Nigerian footballer, Brown Ideye has talked about his life and career in a new, revealing interview.
AFCON 2013 winner Brown Ideye recently joined Greek side ArisSaloniki. The 31-year-old striker tells JOHNNY EDWARD about his spell in China, an unlikely return to the Super Eagles and more in this interview
You’re back to football after 12 months out. How does it feel getting back to play football again?
It feels very amazing. No footballer loves staying out of football that long even because of injury. Being back in action once again is really good. For me, this is what I have been dreaming of and Aris Saloniki gave me that opportunity to continue my career. I just love playing football and I missed the game all through the time I was on the sidelines.
How frustrating was it staying out of the game for one year?
It wasn’t easy but I had to keep my body in good shape and stay strong mentally. It was not what I wanted, the club (Tianjin TEDA) chose that path and I had to respect the tough call they made. I was ordered to train with the youth team despite not going against any laid down rules. I don’t pray for any footballer to go through all that I experienced this past one year in China. Thank God I’m back in the game and psychologically I have put that behind me. I need to pick up well from where I stopped and focus on my new club and hopefully do better.
Why were you banished to the reserve team at Tianjin TEDA?
That’s a part of my football life I want to include in my autobiography. It’s a story I want to tell about myself and children.
Did you at any point feel like giving up?
Not at all. I never gave up because I knew my career was not going to end like that. I was so certain that I will be back again. I’ve always been positive since that terrible decision was made by Tianjin TEDA and what kept me going on was the fact that I was innocent. It wasn’t easy but thankfully, I was among the right people.
You have played two Europa League games so far, the first for 90 minutes and the second for 86 minutes. Your account indicates no goals but one assist through a penalty. Do you think you are getting back to your best form?
I won’t say that yet. I stayed away for a year, so I’m still trying to put myself back on track again, get the same rhythm again. I believe with more training and total focus, I will get there. Aris are through to the next round of the Europa League, the target is to get into the group stage of the competition. The goals will come no doubt and I’m not worried about that. I have always scored goals in every team I played for and Aris won’t be any different. All I just need to do is to push myself harder. I’ve played in Greece before and they know me well. I’m not under pressure to impress as the club personnel know me very well. The team’s success comes first as far as I’m concerned.
After spells with Neuchatel, Sochaux, Dynamo Kiev and Olympiakos, you had a difficult time at West Brom and now Tianjin TEDA. What’s the new deal in Greece with Aris like?

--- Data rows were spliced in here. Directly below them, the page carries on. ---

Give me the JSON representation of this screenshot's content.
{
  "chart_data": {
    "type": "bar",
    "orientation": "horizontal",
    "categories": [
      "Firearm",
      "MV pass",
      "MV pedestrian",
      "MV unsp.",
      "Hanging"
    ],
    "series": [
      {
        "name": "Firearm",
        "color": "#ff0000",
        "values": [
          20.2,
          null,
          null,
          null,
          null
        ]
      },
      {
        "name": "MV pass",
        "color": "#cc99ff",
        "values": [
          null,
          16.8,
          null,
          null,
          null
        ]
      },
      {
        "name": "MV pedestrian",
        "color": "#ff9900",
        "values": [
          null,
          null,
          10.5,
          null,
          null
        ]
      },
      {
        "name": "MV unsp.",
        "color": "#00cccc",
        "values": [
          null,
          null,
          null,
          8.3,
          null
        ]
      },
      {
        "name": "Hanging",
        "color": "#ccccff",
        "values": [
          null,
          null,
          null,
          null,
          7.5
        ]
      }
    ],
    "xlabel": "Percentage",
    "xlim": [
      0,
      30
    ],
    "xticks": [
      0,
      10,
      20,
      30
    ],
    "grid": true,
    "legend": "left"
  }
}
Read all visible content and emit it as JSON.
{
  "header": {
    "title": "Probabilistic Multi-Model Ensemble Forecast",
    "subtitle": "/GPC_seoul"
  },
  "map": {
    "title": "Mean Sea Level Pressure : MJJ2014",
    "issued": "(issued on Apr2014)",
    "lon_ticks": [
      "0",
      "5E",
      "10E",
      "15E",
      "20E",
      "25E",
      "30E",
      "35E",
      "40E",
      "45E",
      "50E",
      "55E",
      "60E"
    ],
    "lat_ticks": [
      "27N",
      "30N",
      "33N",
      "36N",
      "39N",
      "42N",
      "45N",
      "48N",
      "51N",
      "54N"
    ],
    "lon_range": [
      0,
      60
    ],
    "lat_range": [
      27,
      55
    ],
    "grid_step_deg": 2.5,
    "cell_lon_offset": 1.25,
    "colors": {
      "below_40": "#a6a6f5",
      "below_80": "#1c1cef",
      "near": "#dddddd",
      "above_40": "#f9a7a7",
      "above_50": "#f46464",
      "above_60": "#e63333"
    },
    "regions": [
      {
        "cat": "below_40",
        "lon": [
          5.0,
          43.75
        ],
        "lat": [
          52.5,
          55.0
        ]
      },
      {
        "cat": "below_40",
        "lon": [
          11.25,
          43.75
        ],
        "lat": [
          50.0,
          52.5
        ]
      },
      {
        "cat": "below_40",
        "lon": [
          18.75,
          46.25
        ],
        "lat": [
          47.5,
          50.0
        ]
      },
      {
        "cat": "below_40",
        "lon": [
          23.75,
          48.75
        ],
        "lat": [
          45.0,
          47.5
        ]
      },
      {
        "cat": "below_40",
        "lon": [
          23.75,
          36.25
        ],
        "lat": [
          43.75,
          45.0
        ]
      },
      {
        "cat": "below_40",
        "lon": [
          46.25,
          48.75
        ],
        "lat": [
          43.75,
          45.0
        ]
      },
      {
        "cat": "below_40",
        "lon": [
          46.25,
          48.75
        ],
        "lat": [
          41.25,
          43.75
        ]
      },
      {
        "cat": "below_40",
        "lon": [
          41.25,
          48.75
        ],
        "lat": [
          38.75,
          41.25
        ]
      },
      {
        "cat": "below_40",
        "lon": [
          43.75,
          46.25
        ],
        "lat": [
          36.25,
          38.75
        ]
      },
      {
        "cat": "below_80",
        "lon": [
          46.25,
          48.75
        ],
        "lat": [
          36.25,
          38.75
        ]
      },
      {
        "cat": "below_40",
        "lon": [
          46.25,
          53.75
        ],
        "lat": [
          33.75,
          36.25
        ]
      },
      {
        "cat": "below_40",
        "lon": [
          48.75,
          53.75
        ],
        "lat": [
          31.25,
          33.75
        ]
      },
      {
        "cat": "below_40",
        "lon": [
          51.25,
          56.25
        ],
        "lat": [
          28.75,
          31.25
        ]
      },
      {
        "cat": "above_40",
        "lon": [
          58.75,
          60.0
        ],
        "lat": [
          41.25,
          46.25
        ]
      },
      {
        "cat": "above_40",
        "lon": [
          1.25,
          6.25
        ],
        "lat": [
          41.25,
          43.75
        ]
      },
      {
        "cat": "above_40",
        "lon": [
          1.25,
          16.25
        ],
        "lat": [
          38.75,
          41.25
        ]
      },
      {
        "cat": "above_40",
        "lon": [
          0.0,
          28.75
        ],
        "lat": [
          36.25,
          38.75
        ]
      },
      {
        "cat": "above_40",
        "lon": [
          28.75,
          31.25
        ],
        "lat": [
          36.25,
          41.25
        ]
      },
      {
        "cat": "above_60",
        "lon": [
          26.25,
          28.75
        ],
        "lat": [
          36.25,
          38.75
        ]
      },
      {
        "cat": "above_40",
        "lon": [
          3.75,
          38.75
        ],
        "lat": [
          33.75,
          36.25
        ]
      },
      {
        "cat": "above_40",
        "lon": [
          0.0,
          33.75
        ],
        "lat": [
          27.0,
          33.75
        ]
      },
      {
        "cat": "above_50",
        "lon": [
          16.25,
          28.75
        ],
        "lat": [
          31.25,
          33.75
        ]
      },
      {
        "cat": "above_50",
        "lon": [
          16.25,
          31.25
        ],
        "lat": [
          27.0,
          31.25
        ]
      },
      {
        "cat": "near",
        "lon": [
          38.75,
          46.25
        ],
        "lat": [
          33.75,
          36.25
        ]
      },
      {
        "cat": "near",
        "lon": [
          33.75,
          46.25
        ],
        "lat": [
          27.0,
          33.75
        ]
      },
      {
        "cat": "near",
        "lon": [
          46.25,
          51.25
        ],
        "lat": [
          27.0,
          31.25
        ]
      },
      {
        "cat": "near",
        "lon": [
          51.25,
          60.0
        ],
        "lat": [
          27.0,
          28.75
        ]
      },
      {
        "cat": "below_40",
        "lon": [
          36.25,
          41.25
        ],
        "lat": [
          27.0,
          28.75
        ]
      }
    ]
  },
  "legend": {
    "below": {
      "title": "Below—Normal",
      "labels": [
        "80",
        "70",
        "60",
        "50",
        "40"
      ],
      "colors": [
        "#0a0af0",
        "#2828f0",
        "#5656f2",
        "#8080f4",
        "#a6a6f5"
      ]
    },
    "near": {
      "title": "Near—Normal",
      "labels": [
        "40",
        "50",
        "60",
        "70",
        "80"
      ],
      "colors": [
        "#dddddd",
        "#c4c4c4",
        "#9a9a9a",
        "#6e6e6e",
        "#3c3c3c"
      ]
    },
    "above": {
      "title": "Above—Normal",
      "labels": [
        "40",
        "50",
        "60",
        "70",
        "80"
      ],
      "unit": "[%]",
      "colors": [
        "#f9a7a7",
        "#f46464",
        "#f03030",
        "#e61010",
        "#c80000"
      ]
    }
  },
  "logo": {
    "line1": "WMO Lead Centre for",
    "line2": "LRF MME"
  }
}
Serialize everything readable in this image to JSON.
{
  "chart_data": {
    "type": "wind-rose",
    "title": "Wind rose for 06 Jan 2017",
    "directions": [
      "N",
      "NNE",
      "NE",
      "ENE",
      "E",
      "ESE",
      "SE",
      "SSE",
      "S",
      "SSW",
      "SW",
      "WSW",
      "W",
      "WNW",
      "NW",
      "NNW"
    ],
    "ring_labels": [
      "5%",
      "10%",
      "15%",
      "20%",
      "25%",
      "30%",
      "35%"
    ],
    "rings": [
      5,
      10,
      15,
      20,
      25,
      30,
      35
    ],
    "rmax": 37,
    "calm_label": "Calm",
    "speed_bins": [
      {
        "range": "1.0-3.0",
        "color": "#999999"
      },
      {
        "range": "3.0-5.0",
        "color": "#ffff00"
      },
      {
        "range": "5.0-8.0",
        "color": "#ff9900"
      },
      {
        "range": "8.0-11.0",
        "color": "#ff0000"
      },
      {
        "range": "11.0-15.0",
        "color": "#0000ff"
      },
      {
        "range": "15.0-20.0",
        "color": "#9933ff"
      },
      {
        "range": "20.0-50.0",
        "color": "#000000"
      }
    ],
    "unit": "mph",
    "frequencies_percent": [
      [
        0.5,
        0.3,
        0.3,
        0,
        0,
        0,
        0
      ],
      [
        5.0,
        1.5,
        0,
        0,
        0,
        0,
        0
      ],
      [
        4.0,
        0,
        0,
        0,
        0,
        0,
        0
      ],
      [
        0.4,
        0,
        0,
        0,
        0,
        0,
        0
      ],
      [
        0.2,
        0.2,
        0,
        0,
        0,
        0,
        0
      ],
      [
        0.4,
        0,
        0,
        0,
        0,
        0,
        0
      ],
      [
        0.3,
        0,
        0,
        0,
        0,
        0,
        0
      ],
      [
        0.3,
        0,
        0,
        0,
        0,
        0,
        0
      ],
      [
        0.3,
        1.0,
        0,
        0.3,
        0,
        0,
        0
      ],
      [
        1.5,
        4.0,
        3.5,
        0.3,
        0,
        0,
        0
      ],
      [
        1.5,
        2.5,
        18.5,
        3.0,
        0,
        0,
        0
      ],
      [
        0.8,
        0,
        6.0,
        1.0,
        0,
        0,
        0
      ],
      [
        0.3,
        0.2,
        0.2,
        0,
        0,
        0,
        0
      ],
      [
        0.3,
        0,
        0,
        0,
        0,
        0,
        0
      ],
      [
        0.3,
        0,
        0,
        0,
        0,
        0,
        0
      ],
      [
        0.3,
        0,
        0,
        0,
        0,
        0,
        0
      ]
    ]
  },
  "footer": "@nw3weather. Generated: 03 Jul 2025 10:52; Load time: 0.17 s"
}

I got a call from the President of Aris through an agent and during our discussion, we tabled what we both wanted and afterwards he said he was going to speak with the coach. He got back to me surprisingly, saying that the coach will love to have me in his team despite being out for 12 months; and he wanted me early enough for pre-season. Personally, I watched the team play last season, and from what I saw, Aris are a team that I will fit in well. They don’t have big name players but they make up for that with their team play and togetherness. In terms of financial packages, it’s not what I expected but it’s a great opportunity to start my career again.
What would you like to achieve this season with Aris?
The objective of Aris this year is to have a great season. A top-four finish will be fantastic. The season has just begun and Aris are through to the next round of the Europa League. The fans know me well from my days at Olympiakos. I signed a one-year deal and so they should expect goals.
You are a striker, in terms of goal-scoring, which has been your best club and which was your worst?
I think Olympiakos was the best in terms of goals return and West Brom was the worst. I never had enough chance to prove myself there (West Brom) before I left, which still hurts in a way.
You last played for the Super Eagles against Zambia in 2017, in a World Cup qualifier in Ndola. Are you thinking of a return to the team?
To be honest with you, I’m not thinking of that at the moment. The Super Eagles is the last thing on my mind now. I have been out for long and now I want to focus on my club career. I’ve come to realise I’m unlikely to ever play for my country again. I think I’m more than capable of doing a good job for my country but the fact is that I have been out for 12 months and the best thing is to focus more on getting back to my very best and my club career. It is quite unfortunate from my point of view, but it’s quite plain to see I’m not in the selectors’ plans. Still, I would love to be involved. Representing my country was always the ultimate honour, but it’s just not going to happen any time soon.